Deutsche Bank, Germany’s largest bank, is delving into the world of artificial intelligence (AI) to enhance its surveillance capabilities. The bank is exploring the use of Google Cloud’s machine learning tools to detect potential signs of misconduct by analyzing the tone of traders’ phone conversations. This move comes as financial institutions worldwide seek more effective monitoring systems amid heightened scrutiny and government crackdowns on impropriety, resulting in significant fines. Deutsche Bank’s AI-driven surveillance aims to go beyond analyzing words and detect changes in tone or hints of cynicism, ultimately improving oversight and governance.
AI surveillance for enhanced oversight
Deutsche Bank is embarking on a broader AI initiative, with the surveillance of trader conversations being just one facet of their exploration. The bank’s current surveillance tools primarily analyze the content of conversations, but they do not decipher changes in tone or subtle cues that may indicate misconduct. The new AI system being developed aims to differentiate between innocent statements like “keep it between us” during discussions of a surprise party and more sinister intentions. This ability to understand tonality is expected to provide a higher level of oversight and potentially revolutionize governance within the institution.

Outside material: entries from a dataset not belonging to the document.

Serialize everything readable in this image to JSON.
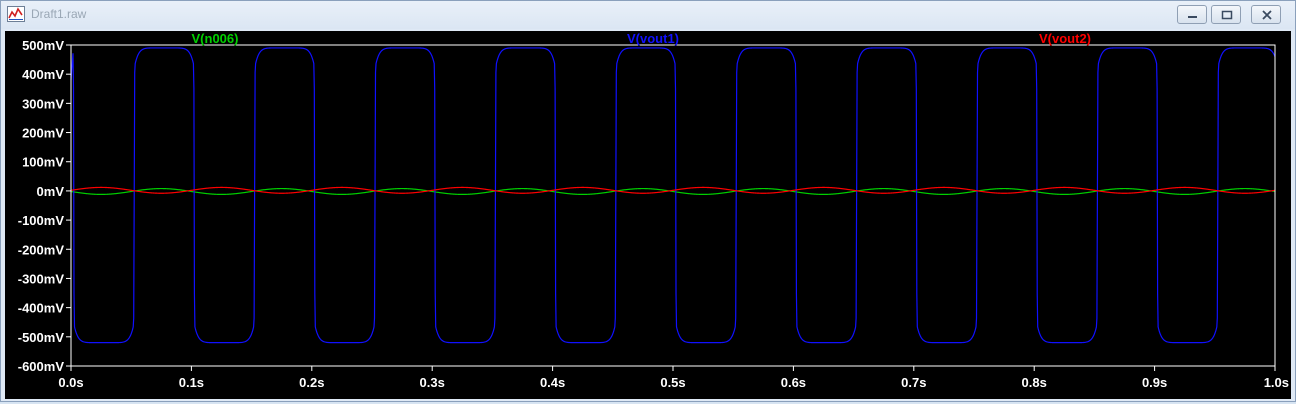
{
  "window": {
    "title": "Draft1.raw",
    "controls": [
      "minimize",
      "restore",
      "close"
    ]
  },
  "chart_data": {
    "type": "line",
    "xlabel": "",
    "ylabel": "",
    "xlim": [
      0,
      1.0
    ],
    "ylim": [
      -600,
      500
    ],
    "x_tick_labels": [
      "0.0s",
      "0.1s",
      "0.2s",
      "0.3s",
      "0.4s",
      "0.5s",
      "0.6s",
      "0.7s",
      "0.8s",
      "0.9s",
      "1.0s"
    ],
    "x_ticks": [
      0,
      0.1,
      0.2,
      0.3,
      0.4,
      0.5,
      0.6,
      0.7,
      0.8,
      0.9,
      1.0
    ],
    "y_tick_labels": [
      "500mV",
      "400mV",
      "300mV",
      "200mV",
      "100mV",
      "0mV",
      "-100mV",
      "-200mV",
      "-300mV",
      "-400mV",
      "-500mV",
      "-600mV"
    ],
    "y_ticks": [
      500,
      400,
      300,
      200,
      100,
      0,
      -100,
      -200,
      -300,
      -400,
      -500,
      -600
    ],
    "legend_placement": "top",
    "series": [
      {
        "name": "V(n006)",
        "color": "#00d000",
        "waveform": "sine",
        "period_s": 0.1,
        "amplitude_mV": 10,
        "offset_mV": -2,
        "phase_deg": 180
      },
      {
        "name": "V(vout1)",
        "color": "#1010ff",
        "waveform": "clipped-square",
        "period_s": 0.1,
        "high_mV": 490,
        "low_mV": -520,
        "start_mV": 380
      },
      {
        "name": "V(vout2)",
        "color": "#ff0000",
        "waveform": "sine",
        "period_s": 0.1,
        "amplitude_mV": 10,
        "offset_mV": 2,
        "phase_deg": 0
      }
    ],
    "background": "#000000",
    "axis_color": "#ffffff"
  }
}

AI training and compliance
To train the AI system effectively, Deutsche Bank is utilizing recordings of existing trader calls to familiarize it with the language used and conversational norms. The AI software will then direct analysts to areas of interest, but humans will make the final judgments on how to proceed. The bank is keen to ensure that the surveillance system complies with regulations, avoids privacy issues, and minimizes false positives. According to Bernd Leukert, Chief Technology, Data, and Innovation Officer at Deutsche Bank, maintaining fairness, non-discrimination, factual correctness, and explainability in AI algorithms is crucial.

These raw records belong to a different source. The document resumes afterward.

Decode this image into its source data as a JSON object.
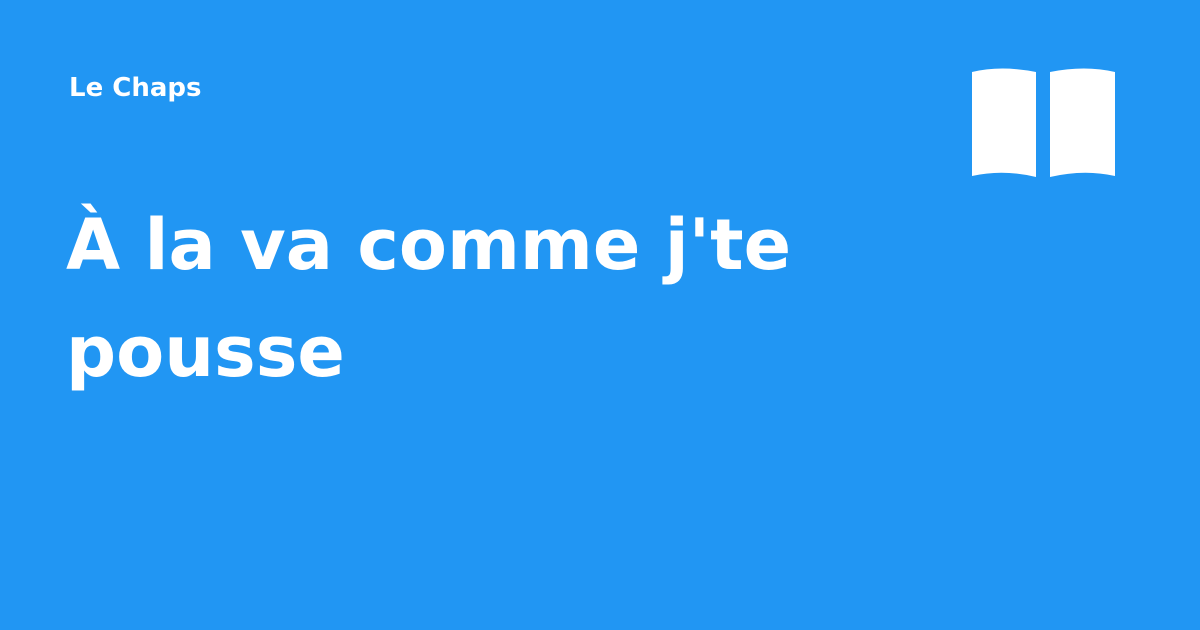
{
  "theme": {
    "background_color": "#2196f3",
    "text_color": "#ffffff"
  },
  "header": {
    "site_name": "Le Chaps",
    "icon": "open-book-icon"
  },
  "main": {
    "title": "À la va comme j'te pousse"
  }
}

AI’s growing role in banking
Deutsche Bank’s commitment to AI is part of a broader push into technology and innovation. The bank has approximately 16,000 employees dedicated to tech, data, and innovation, with around half of them being engineers working on code. The institution is also actively recruiting AI-related talent, ranking among the top five banks for AI recruitment. However, using AI to detect misconduct is not without challenges and risks, as some experts caution. There’s a concern that AI may focus on superficial indicators, such as laughter or unusually profitable trades, while potentially overlooking more significant issues. Additionally, there’s a risk of traders disputing evidence against them, claiming that it was flawed due to software errors.

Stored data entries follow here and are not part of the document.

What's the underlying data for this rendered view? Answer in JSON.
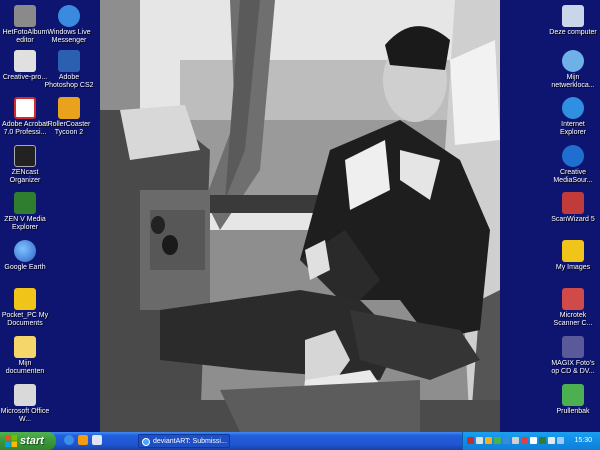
{
  "desktop": {
    "left_icons": [
      {
        "label": "HetFotoAlbum editor",
        "icon": "photo-album-icon",
        "color": "#8a8a8a"
      },
      {
        "label": "Windows Live Messenger",
        "icon": "messenger-icon",
        "color": "#3a8be0"
      },
      {
        "label": "Creative-pro...",
        "icon": "creative-icon",
        "color": "#e0e0e0"
      },
      {
        "label": "Adobe Photoshop CS2",
        "icon": "photoshop-icon",
        "color": "#2b5fb0"
      },
      {
        "label": "Adobe Acrobat 7.0 Professi...",
        "icon": "acrobat-icon",
        "color": "#d12b2b"
      },
      {
        "label": "RollerCoaster Tycoon 2",
        "icon": "rollercoaster-icon",
        "color": "#e8a21c"
      },
      {
        "label": "ZENcast Organizer",
        "icon": "zencast-icon",
        "color": "#222222"
      },
      {
        "label": "ZEN V Media Explorer",
        "icon": "zen-media-icon",
        "color": "#2f7d2f"
      },
      {
        "label": "Google Earth",
        "icon": "google-earth-icon",
        "color": "#2c63c7"
      },
      {
        "label": "Pocket_PC My Documents",
        "icon": "folder-sync-icon",
        "color": "#f0c419"
      },
      {
        "label": "Mijn documenten",
        "icon": "my-documents-icon",
        "color": "#f5d66a"
      },
      {
        "label": "Microsoft Office W...",
        "icon": "office-icon",
        "color": "#d9d9d9"
      }
    ],
    "right_icons": [
      {
        "label": "Deze computer",
        "icon": "computer-icon",
        "color": "#c9d6ea"
      },
      {
        "label": "Mijn netwerkloca...",
        "icon": "network-icon",
        "color": "#6fb0e8"
      },
      {
        "label": "Internet Explorer",
        "icon": "ie-icon",
        "color": "#2f8fe0"
      },
      {
        "label": "Creative MediaSour...",
        "icon": "mediasource-icon",
        "color": "#1e6fd0"
      },
      {
        "label": "ScanWizard 5",
        "icon": "scanwizard-icon",
        "color": "#c23b3b"
      },
      {
        "label": "My Images",
        "icon": "folder-icon",
        "color": "#f0c419"
      },
      {
        "label": "Microtek Scanner C...",
        "icon": "scanner-icon",
        "color": "#d04a4a"
      },
      {
        "label": "MAGIX Foto's op CD & DV...",
        "icon": "magix-icon",
        "color": "#5a5a9a"
      },
      {
        "label": "Prullenbak",
        "icon": "recycle-bin-icon",
        "color": "#4caf50"
      }
    ]
  },
  "taskbar": {
    "start_label": "start",
    "task_label": "deviantART: Submissi...",
    "clock": "15:30",
    "colors": {
      "start": "#3c9a3c",
      "bar": "#245edb",
      "tray": "#1290e8"
    }
  }
}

AI’s expanding influence across the industry
Deutsche Bank is not alone in its AI endeavors. Other financial institutions are also tapping into AI to enhance surveillance and gain deeper insights into traders’ communications. Google Cloud technology is being used to convert unstructured data, like text messages and call transcripts, into more searchable forms. Societe Generale employs AI to analyze communications across multiple channels, covering a wide array of languages and countries. AI systems, in this context, are viewed as potential lie detectors that help identify suspicious behavior, although they may not provide definitive proof.
Deutsche Bank’s foray into using AI to detect misconduct in trader conversations represents a significant step towards bolstering surveillance and oversight in the financial industry. As AI technologies continue to evolve, they offer the potential to enhance compliance and governance while also raising questions about their accuracy and potential biases. The adoption of AI-driven surveillance is part of a broader trend across the banking sector, indicating the growing importance of artificial intelligence in ensuring regulatory compliance and preventing misconduct. However, the industry must grapple with the challenges and risks associated with deploying AI in sensitive areas like monitoring and surveillance.